If you are continuously told what you want to hear, you never find out what is really happening.
 

Matt1970

Lifer
Mar 19, 2007
12,320
3
0
How dishonest. Unemployment lags by two quarters typically. You really think it's accurate to pin every job lost after January 20th on Obama?

Who am I kidding, of course you do.

I never even mentioned Obama, just pointed out that there was no "Record Unemployment" but you are free to take from that whatever you wish.
 

werepossum

Elite Member
Jul 10, 2006
29,873
463
126
Yes. Even worse: they get credit or blame for things that happen on their watch even if due to their nature there is no way they could have control over them. Gas prices is a classic example.



I agree that all parties share some of the blame. But I do think the party that constantly argues in favor of abolishing government oversight of the financial sector is due more blame for this particular mess.



Wish I could disagree with you on this, but I can't. I've been mostly saying the same things for the last 20 years.

People don't get wealthy by purchasing cheap crap made 10,000 miles away and serving each other overpriced lattes.
I think Democrats have more of the blame for the initial collapse, being the ones that pushed HUD into starting the whole idea of loaning money to people who can't or won't pay it back by removing the protections. Barney Frank and Chris Dodd in particular led the charge, fighting successfully to prevent the system from being fixed even though it was clear even to Bush that we were headed for a crash. It's not a question of removing government oversight, government actually led in removing such "outdated metrics" as income and job verification and credit history. By removing the penalties for making shaky loans whilst preserving the government as buyer of and guarantor for those loans, government set up the system. Then natural human greed took over and extended the practice beyond even what the government caused. The Republicans get slightly more of the blame from me for allowing this practice to be extended into derivatives. That should have sounded giant alarm bells everywhere. And of course the Republicans get much more of the blame for allowing this problem to take down our whole financial system. Had even the tattered remains of Glass-Steagall remained in place, the whole mortgage crash would have been limited to one sector of banking. Instead, we ensured that the toxic assets could be spread throughout our entire financial sector, including the financial interests of corporations and even pension funds completely outside the nominal financial sector.

But really, both parties are so similar and so intertwined in the whole situation that assigning blame to one side or the other doesn't carry a lot of weight. Suffice it to say that the irony is strong that less than a decade after repeal of the last vestiges of Glass-Steagall, the very collapse it was designed to prevent happened.
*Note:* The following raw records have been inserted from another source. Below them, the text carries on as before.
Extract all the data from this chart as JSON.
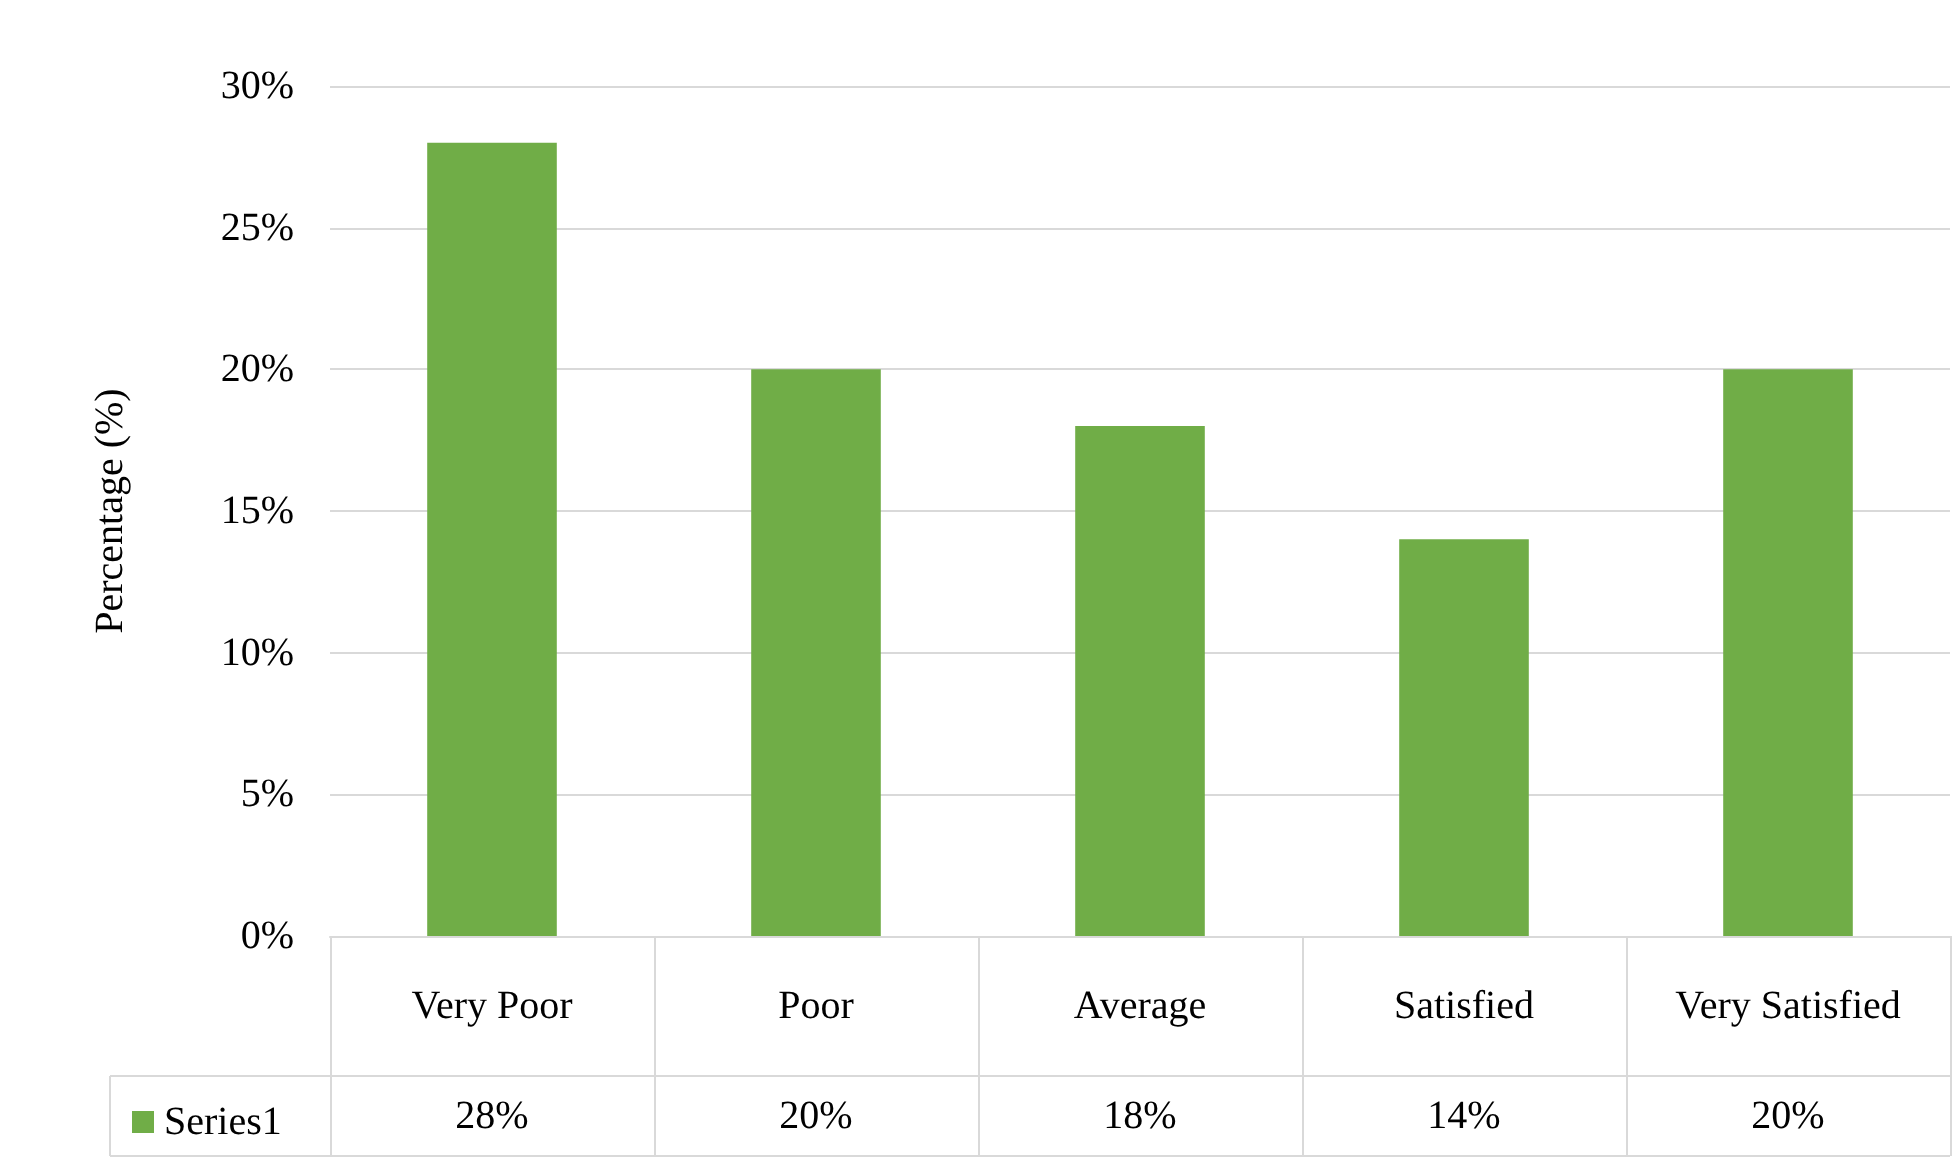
{
  "chart_data": {
    "type": "bar",
    "ylabel": "Percentage (%)",
    "categories": [
      "Very Poor",
      "Poor",
      "Average",
      "Satisfied",
      "Very Satisfied"
    ],
    "series": [
      {
        "name": "Series1",
        "color": "#70ad47",
        "values": [
          28,
          20,
          18,
          14,
          20
        ],
        "value_labels": [
          "28%",
          "20%",
          "18%",
          "14%",
          "20%"
        ]
      }
    ],
    "ylim": [
      0,
      30
    ],
    "yticks": [
      {
        "value": 0,
        "label": "0%"
      },
      {
        "value": 5,
        "label": "5%"
      },
      {
        "value": 10,
        "label": "10%"
      },
      {
        "value": 15,
        "label": "15%"
      },
      {
        "value": 20,
        "label": "20%"
      },
      {
        "value": 25,
        "label": "25%"
      },
      {
        "value": 30,
        "label": "30%"
      }
    ],
    "grid": "y",
    "legend": "bottom left"
  }
}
Whether or not one agrees that repealing the affiliation clause was a significant cause of the overall collapse, or that the essence of Glass-Steagall had already been destroyed, it's undeniable that Glass-Steagall was engineered to prevent exactly what happened.

By the way, Glass-Steagall also offers a striking example of Presidents getting credit or blame for whatever happens on their watches. From the Glass-Steagall wiki:

By the time the affiliation restrictions in the Glass–Steagall Act were repealed through the Gramm-Leach-Bliley Act in 1999 by President Bill Clinton, many commentators argued Glass-Steagall was already “dead.”
When most people thought Gramm-Leach-Bliley was a net good thing, President Clinton received the credit for enacting it even though it was principally a Republican bill with strong enough bipartisan support to override a veto. Now that most people think Gramm-Leach-Bliley was a net bad thing, President Clinton receives the blame for enacting it even though it was principally a Republican bill with strong enough bipartisan support to override a veto.